Oui, il y a eu une lecture avant le tournage, sans enjeu considérable, une façon de faire connaissance, de traverser psychologiquement la ligne du personnage, d’aborder ses humeurs, ce qu’il est à un certain moment du film et comment il évolue. Ce qui veut dire que lorsque j’arrive sur le plateau, je suis Franck. Un exemple : lorsqu’apparaît Mylène, la conseillère du centre social que joue Valérie Bonneton, on sait ce qui va se passer entre Franck et elle. On sait que Franck va éprouver une attirance pour elle, sauf qu’entamer une relation, c’est s’exprimer, c’est s’engager, et Franck à ce moment-là en est incapable.

Tout ça on le sait avant de tourner, et lorsqu’on arrive ainsi nourri, on peut espérer donner le meilleur.

 

Entre Mylène et Franck, il y a cette scène étrangement touchante devant le supermarché, où il l’aide, et elle lui abandonne la pièce de un euro du caddie…

Cela signifie que pour tous les deux qui ne sont pas riches, oui, un euro, c’est un euro. En même temps, si cette petite scène est touchante, il faut parler de la mise en scène qui peut apporter du supplément d’âme à une scène somme toute banale : un homme, une femme, un caddie et un euro !

C’est touchant parce qu’il s’agit de gestes concrets, d’instants de la vraie vie. Et moi, rien ne m’émeut davantage que lorsqu’un réalisateur parvient à se saisir de ces gestes-là. Et tout en restant dans le concret d’une situation, par la façon qu’il a de la filmer, avec les hésitations, les regards, les silences, on perçoit où les choses se passent, indiciblement.

 

Toutes les frustrations que Franck ressent s’échappent à un moment à travers un véritable cri primal. Il faut être prêt à le pousser, ce cri, au jour J, à l’heure H !

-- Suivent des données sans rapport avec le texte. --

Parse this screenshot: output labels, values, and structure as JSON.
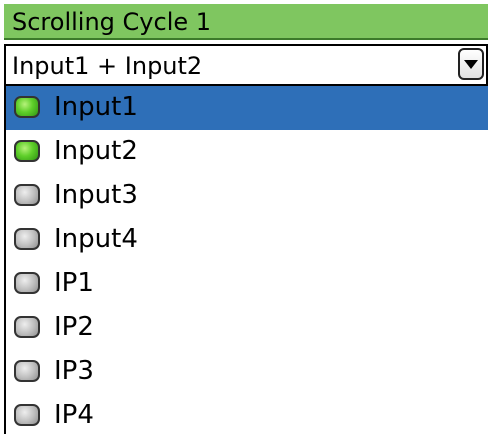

Ah ! La ! La ! Oui ! J’appréhende toujours ce genre de scène ! La technique a eu tout le temps de se mettre en place, et puis trente secondes après : « Moteur ! »Et vas-y. Oui, on se prépare, on se met dans un coin, et puis on gamberge. Je n’aime pas l’expression « se mettre dans des états »,mais oui, on pense à des choses, parfois de sa propre vie. On a tous quelque chose au fond de soi qui donne envie de faire « AHAHAH ! ».

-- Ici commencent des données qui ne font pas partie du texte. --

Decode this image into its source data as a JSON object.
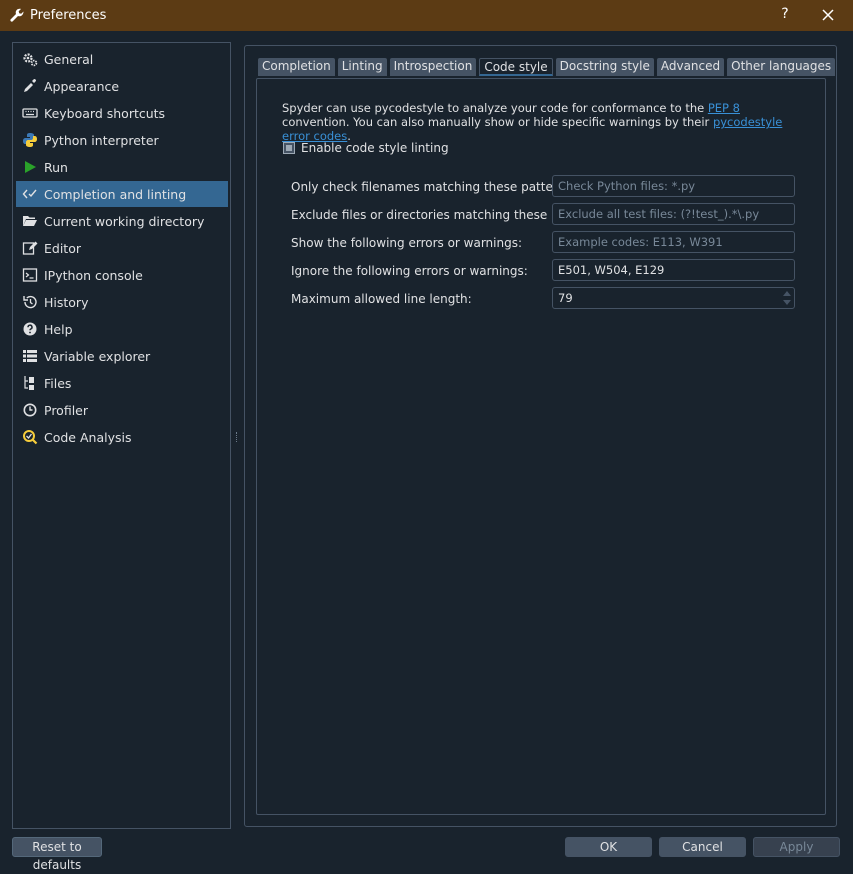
{
  "window": {
    "title": "Preferences",
    "help_label": "?"
  },
  "sidebar": {
    "items": [
      {
        "label": "General",
        "icon": "gears-icon"
      },
      {
        "label": "Appearance",
        "icon": "eyedropper-icon"
      },
      {
        "label": "Keyboard shortcuts",
        "icon": "keyboard-icon"
      },
      {
        "label": "Python interpreter",
        "icon": "python-icon"
      },
      {
        "label": "Run",
        "icon": "play-icon"
      },
      {
        "label": "Completion and linting",
        "icon": "code-check-icon",
        "active": true
      },
      {
        "label": "Current working directory",
        "icon": "folder-open-icon"
      },
      {
        "label": "Editor",
        "icon": "edit-icon"
      },
      {
        "label": "IPython console",
        "icon": "terminal-icon"
      },
      {
        "label": "History",
        "icon": "history-icon"
      },
      {
        "label": "Help",
        "icon": "question-icon"
      },
      {
        "label": "Variable explorer",
        "icon": "table-icon"
      },
      {
        "label": "Files",
        "icon": "files-tree-icon"
      },
      {
        "label": "Profiler",
        "icon": "clock-icon"
      },
      {
        "label": "Code Analysis",
        "icon": "code-analysis-icon"
      }
    ]
  },
  "tabs": [
    {
      "label": "Completion"
    },
    {
      "label": "Linting"
    },
    {
      "label": "Introspection"
    },
    {
      "label": "Code style",
      "active": true
    },
    {
      "label": "Docstring style"
    },
    {
      "label": "Advanced"
    },
    {
      "label": "Other languages"
    }
  ],
  "codestyle": {
    "desc_part1": "Spyder can use pycodestyle to analyze your code for conformance to the ",
    "pep8_link": "PEP 8",
    "desc_part2": " convention. You can also manually show or hide specific warnings by their ",
    "error_codes_link": "pycodestyle error codes",
    "desc_part3": ".",
    "enable_label": "Enable code style linting",
    "enable_checked": "partial",
    "fields": {
      "filename_patterns": {
        "label": "Only check filenames matching these patterns:",
        "value": "",
        "placeholder": "Check Python files: *.py"
      },
      "exclude": {
        "label": "Exclude files or directories matching these patterns:",
        "value": "",
        "placeholder": "Exclude all test files: (?!test_).*\\.py"
      },
      "select": {
        "label": "Show the following errors or warnings:",
        "value": "",
        "placeholder": "Example codes: E113, W391"
      },
      "ignore": {
        "label": "Ignore the following errors or warnings:",
        "value": "E501, W504, E129",
        "placeholder": ""
      },
      "max_line_length": {
        "label": "Maximum allowed line length:",
        "value": "79"
      }
    }
  },
  "buttons": {
    "reset": "Reset to defaults",
    "ok": "OK",
    "cancel": "Cancel",
    "apply": "Apply"
  },
  "colors": {
    "titlebar": "#5c3b14",
    "background": "#19232d",
    "selection": "#346792",
    "border": "#455364",
    "link": "#3990d6",
    "run_green": "#2aa22a"
  }
}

Chaque comédien fait comme il est, mais moi, j’ai besoin de me sentir au plus près du personnage à ces moments-là. Il y a ce plaisir et cette exigence. Pour moi, c’est une exigence de raconter le personnage avec le plus de sincérité possible, avec le moins d’artifices et d’effets possibles. Après, on a toujours peur que ça n’ait pas été exactement ce qu’on voulait, que ça ait pu sonner faux. « Ça sonne juste ? ». « Ah ! Bon !» Non, il n’y a pas eu beaucoup de prises, deux je crois.